Mergers and acquisitions often bring in new leaders who change governance and redefine management culture. Faced with these changes, staff may see them as an opportunity or a disruption. Some may even question their place in the organisation. How do you identify your adaptation strategy and your potential breaking point?
🫢 Faced with expected upheavals or uncertainty about the future some may be wrestling with all sorts of questions, even if their jobs are not directly threatened.
👉 Some of these questions are technical or organisational and relate to the content of the job, the function, the working environment, the hierarchical links, etc.
👉 Others relate to the purpose, the project, the leadership style and the new spirit instilled in the company. The latter include:
Can I / How can I maintain a good level of motivation and desire?
Can I / How can I be in phase with the new company project as it is taking shape? Can I / How can I feel in tune with the values it embodies?
Can I / How can I trust the new leadership?
Can I / How can I find my place in the new organisation?
Will I be able to / How can I navigate through turbulent times?
🔄 The phrases ‘can I’ or ‘how can I’ obey very different mental approaches.
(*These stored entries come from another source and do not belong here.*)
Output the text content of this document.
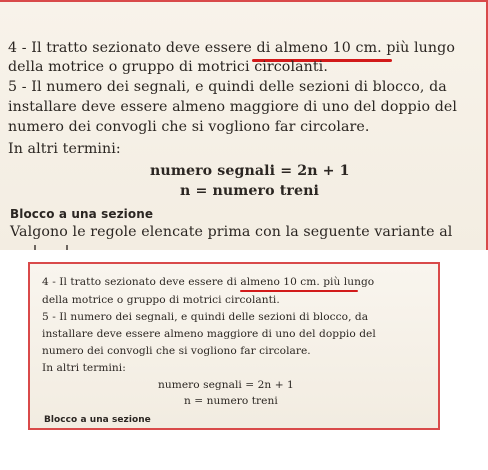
4 - Il tratto sezionato deve essere di almeno 10 cm. più lungo
della motrice o gruppo di motrici circolanti.
5 - Il numero dei segnali, e quindi delle sezioni di blocco, da
installare deve essere almeno maggiore di uno del doppio del
numero dei convogli che si vogliono far circolare.
In altri termini:
numero segnali = 2n + 1
n = numero treni
Blocco a una sezione
Valgono le regole elencate prima con la seguente variante al
4 - Il tratto sezionato deve essere di almeno 10 cm. più lungo
della motrice o gruppo di motrici circolanti.
5 - Il numero dei segnali, e quindi delle sezioni di blocco, da
installare deve essere almeno maggiore di uno del doppio del
numero dei convogli che si vogliono far circolare.
In altri termini:
numero segnali = 2n + 1
n = numero treni
Blocco a una sezione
⚡ ‘Can I’ marks the potential breaking point. The question could then be summarized as ‘Do I believe in my future with the company? If the answer is no, I would probably consider leaving my job and moving on to what I consider to be a better place.
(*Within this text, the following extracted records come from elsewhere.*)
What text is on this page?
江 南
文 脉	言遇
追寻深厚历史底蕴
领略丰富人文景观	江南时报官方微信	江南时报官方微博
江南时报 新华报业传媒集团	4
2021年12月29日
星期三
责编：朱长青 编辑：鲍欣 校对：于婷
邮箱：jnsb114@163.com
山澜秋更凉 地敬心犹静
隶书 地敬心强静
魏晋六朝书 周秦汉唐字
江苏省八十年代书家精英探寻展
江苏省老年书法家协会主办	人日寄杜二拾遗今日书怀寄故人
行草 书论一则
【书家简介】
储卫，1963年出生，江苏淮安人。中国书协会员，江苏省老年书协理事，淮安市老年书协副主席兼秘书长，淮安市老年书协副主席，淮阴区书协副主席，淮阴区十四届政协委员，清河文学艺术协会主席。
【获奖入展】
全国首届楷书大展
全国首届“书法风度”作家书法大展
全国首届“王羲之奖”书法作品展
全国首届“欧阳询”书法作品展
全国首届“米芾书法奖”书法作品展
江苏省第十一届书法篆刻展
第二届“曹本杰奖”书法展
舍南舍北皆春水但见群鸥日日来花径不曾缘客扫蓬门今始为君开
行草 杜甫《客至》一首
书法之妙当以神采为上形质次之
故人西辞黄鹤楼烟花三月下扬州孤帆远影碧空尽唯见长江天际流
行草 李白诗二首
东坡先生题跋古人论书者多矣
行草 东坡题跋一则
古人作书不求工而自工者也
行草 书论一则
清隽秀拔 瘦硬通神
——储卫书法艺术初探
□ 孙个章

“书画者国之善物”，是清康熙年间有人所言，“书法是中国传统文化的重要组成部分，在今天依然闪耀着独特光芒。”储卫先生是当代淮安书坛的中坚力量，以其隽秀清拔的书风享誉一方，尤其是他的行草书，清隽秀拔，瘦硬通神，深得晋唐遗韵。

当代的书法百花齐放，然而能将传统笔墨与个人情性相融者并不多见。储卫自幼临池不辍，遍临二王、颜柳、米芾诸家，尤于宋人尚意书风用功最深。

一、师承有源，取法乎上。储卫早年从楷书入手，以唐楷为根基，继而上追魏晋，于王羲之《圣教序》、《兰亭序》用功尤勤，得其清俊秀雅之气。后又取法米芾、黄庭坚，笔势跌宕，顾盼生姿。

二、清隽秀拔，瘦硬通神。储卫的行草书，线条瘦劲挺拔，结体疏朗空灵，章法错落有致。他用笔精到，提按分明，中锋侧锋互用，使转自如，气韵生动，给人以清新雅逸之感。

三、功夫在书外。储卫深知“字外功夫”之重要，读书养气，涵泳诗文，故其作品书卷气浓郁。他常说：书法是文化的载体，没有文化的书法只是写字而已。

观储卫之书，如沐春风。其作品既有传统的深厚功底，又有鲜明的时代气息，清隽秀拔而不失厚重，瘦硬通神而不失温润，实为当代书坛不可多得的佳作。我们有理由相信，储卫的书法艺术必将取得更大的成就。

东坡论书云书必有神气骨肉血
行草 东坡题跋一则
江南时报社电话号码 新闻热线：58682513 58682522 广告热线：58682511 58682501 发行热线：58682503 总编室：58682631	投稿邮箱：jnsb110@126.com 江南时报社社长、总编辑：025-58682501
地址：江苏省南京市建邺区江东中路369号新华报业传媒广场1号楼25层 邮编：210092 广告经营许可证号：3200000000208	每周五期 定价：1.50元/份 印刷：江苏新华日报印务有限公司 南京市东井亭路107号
🏄 ‘How’ is part of a process of adaptation and adjustment. It is therefore interesting to examine the conditions necessary for adaptation.
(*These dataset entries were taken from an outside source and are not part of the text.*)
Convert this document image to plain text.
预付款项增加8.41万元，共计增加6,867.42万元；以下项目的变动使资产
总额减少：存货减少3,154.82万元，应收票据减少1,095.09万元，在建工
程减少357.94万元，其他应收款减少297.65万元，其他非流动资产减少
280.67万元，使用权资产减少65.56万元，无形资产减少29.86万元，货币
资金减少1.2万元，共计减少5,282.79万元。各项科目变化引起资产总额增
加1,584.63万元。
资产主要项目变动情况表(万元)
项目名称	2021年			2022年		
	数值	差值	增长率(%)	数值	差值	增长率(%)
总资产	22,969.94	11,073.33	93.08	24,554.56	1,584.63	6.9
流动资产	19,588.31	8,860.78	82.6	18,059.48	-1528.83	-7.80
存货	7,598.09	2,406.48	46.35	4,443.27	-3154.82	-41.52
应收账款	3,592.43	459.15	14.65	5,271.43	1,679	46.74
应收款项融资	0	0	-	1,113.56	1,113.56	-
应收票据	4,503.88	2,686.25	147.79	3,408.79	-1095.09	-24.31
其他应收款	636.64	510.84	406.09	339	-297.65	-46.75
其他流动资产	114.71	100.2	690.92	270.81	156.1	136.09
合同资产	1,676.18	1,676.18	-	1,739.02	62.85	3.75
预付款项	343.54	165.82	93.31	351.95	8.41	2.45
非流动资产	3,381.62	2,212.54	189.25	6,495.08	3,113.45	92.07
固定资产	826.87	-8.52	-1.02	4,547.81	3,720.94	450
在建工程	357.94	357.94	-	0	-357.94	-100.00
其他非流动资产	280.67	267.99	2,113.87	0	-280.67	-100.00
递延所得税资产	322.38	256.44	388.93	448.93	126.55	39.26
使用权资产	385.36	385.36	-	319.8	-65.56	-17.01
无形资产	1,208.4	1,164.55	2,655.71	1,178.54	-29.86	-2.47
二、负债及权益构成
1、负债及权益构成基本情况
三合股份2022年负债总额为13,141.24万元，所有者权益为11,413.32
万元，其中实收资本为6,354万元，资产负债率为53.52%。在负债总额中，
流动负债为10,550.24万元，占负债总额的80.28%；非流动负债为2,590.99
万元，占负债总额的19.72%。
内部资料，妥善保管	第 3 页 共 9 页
What is the minimum foundation in terms of vision, project and values that I need in order to feel part of the company?
What do I need in order to trust a new leader whose vision, ideas or leadership style stand in stark contrast to the previous one?
What level of non-trust can I accept?
👁️ In response to these questions, we make choices that can have a major impact on our future. But are we really aware of how we make our choices? What is specific to the situation and what might be a matter of personal automatism?
So, in the past, when thresholds of acceptance were crossed, what was your spontaneous strategy? Did you leave, ‘quietly quit’, adapt, find opportunities in the situation, learn and develop, interact and transform? What were the results and consequences for you and your environment? What did you learn?
😂 Just for fun, here is a link to a parody video. The point here is not to start a political debate, but raise the question of facing reality or escaping it, and the consequences of one’s choices in this area.
⛵ Any complex decision-making process must take into account both objective and subjective factors. Trust and potential trust in key stakeholders such as new leaders are often part of the decision landscape.